Problem Statement: Reliability, which refers to the degree to which measurement results are free from measurement errors, as well as its estimation, is an important issue in psychometrics. Several methods for estimating reliability have been suggested by various theories in the field of psychometrics. One of these theories is the generalizability theory. In generalizability theory, two distinct reliability coefficients are estimated: the generalizability coefficient (G coefficient) for relative evaluation, and the index of dependability (Phi coefficient) for absolute decisions. Like in all methods of reliability estimation, G and Phi coefficients are estimated based on a data set obtained from a sample as a result of administering the instrument. Therefore, it has been a critical issue to determine what sample size is necessary in order to reliably estimate the population’s characteristics.
Purpose of Study: The purpose of this study is to determine the adequate sample size required to ensure that the G and Phi coefficients obtained from a sample can estimate the G and Phi coefficients for the population in an unbiased way.
Methods: A total of 480691 students who took Form A of the SBS test for the 6th grade in 2008 were considered as the population of the study. Using a bootstrap method, a total of 1200 students were selected from this population, randomly falling into 12 subgroups consisting of different sample sizes (n=30, 50, 100, 200, 300, 400, 500, 600, 700, 800, 900, 1000), with each sample size having 100 replications. Since the test battery contained five subtests with distinct contents and numbers of items, and all items were replied to by all participants, a multivariate G theory design was used. G and Phi reliability coefficients were estimated both for the population and each of the 12 distinct samples of different sizes. The relative root mean square error (R-RMSE) index was used as the error index to analyze the consistency of the G and Phi coefficients with the G and Phi parameters estimated for the population.
Findings and Results: It was found that the G and Phi coefficients estimated for a sample size of 30 tended to be less than the G and Phi parameters, and the R-RMSE value was greater than .01. When the sample size was 50 or more, R-RMSE values were less than .01. Thus it can be said that G and Phi coefficients are robust estimators of G and Phi parameters. Moreover, it was concluded that where the sample size is 400 or greater, R-RMSE values become stable. It was seen that a sample size of 400 is a more exact and robust estimator of G and Phi parameters, and increasing the sample size over 400 does not make a significant contribution to the unbiased estimation of G and Phi parameters.

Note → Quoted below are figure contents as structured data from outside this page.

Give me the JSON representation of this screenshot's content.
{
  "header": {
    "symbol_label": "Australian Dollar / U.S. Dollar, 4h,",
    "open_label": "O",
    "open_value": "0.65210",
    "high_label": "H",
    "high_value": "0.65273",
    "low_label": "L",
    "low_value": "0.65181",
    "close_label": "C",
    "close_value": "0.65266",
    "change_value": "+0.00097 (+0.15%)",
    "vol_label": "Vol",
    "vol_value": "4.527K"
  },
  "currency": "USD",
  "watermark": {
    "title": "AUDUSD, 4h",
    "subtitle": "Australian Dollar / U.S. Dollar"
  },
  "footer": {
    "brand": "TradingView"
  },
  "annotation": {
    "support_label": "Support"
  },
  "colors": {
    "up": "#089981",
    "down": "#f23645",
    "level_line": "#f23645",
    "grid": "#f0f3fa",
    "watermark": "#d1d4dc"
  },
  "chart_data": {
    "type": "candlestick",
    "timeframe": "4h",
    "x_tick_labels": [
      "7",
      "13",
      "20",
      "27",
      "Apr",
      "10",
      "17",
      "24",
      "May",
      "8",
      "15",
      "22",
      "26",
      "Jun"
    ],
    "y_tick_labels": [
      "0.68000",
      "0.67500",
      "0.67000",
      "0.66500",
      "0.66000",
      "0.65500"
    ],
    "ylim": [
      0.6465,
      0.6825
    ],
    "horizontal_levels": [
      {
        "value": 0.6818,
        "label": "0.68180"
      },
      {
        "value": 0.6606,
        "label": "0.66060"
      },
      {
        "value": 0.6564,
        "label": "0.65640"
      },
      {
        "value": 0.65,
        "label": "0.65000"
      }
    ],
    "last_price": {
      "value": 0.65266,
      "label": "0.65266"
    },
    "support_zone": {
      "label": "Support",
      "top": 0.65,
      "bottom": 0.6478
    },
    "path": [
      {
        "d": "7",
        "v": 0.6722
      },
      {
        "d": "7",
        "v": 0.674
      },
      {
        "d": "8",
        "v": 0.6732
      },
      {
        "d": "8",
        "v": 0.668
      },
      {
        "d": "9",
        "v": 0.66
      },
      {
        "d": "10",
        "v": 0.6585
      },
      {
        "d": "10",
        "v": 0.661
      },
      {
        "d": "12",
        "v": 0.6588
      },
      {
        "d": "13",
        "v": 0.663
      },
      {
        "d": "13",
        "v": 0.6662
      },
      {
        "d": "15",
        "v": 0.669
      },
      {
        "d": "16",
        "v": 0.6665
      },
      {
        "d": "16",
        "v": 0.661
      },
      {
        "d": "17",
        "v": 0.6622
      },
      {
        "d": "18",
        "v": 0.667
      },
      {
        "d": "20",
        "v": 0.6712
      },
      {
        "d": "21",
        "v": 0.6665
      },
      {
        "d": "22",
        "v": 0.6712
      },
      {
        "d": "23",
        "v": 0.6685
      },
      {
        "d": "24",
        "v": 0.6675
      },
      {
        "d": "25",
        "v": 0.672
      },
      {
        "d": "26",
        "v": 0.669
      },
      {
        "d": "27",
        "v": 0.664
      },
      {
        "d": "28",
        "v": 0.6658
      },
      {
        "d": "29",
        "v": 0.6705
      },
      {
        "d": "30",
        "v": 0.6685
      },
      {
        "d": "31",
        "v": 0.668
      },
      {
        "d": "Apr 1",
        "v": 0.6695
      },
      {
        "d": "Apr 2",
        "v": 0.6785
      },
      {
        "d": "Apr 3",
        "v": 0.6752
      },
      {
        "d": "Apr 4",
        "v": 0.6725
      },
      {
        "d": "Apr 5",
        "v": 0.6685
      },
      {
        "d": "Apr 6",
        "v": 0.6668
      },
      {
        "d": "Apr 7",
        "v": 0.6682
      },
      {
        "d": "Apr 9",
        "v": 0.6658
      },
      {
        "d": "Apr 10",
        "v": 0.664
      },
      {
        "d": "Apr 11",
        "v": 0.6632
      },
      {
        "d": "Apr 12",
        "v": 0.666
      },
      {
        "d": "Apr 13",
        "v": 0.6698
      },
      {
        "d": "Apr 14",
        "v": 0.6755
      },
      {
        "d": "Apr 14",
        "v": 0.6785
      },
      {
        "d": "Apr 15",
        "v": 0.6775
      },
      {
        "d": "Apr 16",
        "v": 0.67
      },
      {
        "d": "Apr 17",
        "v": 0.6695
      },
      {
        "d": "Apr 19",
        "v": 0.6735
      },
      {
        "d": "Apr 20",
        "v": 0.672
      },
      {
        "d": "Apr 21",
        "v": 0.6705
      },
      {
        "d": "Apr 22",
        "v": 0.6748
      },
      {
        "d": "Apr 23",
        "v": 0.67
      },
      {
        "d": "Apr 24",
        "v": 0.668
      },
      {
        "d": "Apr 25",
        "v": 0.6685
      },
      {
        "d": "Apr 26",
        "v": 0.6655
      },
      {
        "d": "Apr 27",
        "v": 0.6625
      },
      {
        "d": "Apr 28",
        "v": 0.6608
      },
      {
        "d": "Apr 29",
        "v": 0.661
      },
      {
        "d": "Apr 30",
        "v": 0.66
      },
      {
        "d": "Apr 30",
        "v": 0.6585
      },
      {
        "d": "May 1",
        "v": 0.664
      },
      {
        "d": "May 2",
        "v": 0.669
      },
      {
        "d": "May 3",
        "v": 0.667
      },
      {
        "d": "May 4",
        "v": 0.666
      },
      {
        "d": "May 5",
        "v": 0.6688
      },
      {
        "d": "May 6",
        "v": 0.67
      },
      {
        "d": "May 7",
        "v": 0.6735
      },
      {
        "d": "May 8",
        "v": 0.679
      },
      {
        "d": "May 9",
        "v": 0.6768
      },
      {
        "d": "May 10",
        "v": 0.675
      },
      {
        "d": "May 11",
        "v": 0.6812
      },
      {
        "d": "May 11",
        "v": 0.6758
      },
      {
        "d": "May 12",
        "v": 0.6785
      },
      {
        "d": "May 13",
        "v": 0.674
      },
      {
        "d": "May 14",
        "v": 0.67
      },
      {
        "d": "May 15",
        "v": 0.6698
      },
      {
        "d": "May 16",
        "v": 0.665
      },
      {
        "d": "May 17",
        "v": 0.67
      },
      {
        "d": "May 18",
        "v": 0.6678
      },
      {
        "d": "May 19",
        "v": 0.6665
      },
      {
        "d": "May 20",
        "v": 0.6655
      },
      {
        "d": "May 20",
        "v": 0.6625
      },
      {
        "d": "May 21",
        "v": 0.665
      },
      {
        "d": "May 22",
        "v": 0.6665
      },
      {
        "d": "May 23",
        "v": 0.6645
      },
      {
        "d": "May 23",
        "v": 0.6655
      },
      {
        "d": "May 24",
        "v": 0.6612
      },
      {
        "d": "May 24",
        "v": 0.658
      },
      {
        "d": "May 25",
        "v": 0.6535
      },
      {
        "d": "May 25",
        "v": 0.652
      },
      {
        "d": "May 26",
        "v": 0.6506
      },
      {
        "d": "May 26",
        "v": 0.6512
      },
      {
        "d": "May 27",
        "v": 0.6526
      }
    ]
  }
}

Conclusions and Recommendations: A sample size of 30 does not provide an adequately unbiased estimation of G and Phi coefficients. It can be recommended that sample sizes of 50 to 300 are adequate for a robust estimation of G and Phi coefficients; however, a more exact and robust estimation requires a sample size of 400. In future research, the sample size for facets using different designs of G theory can be studied.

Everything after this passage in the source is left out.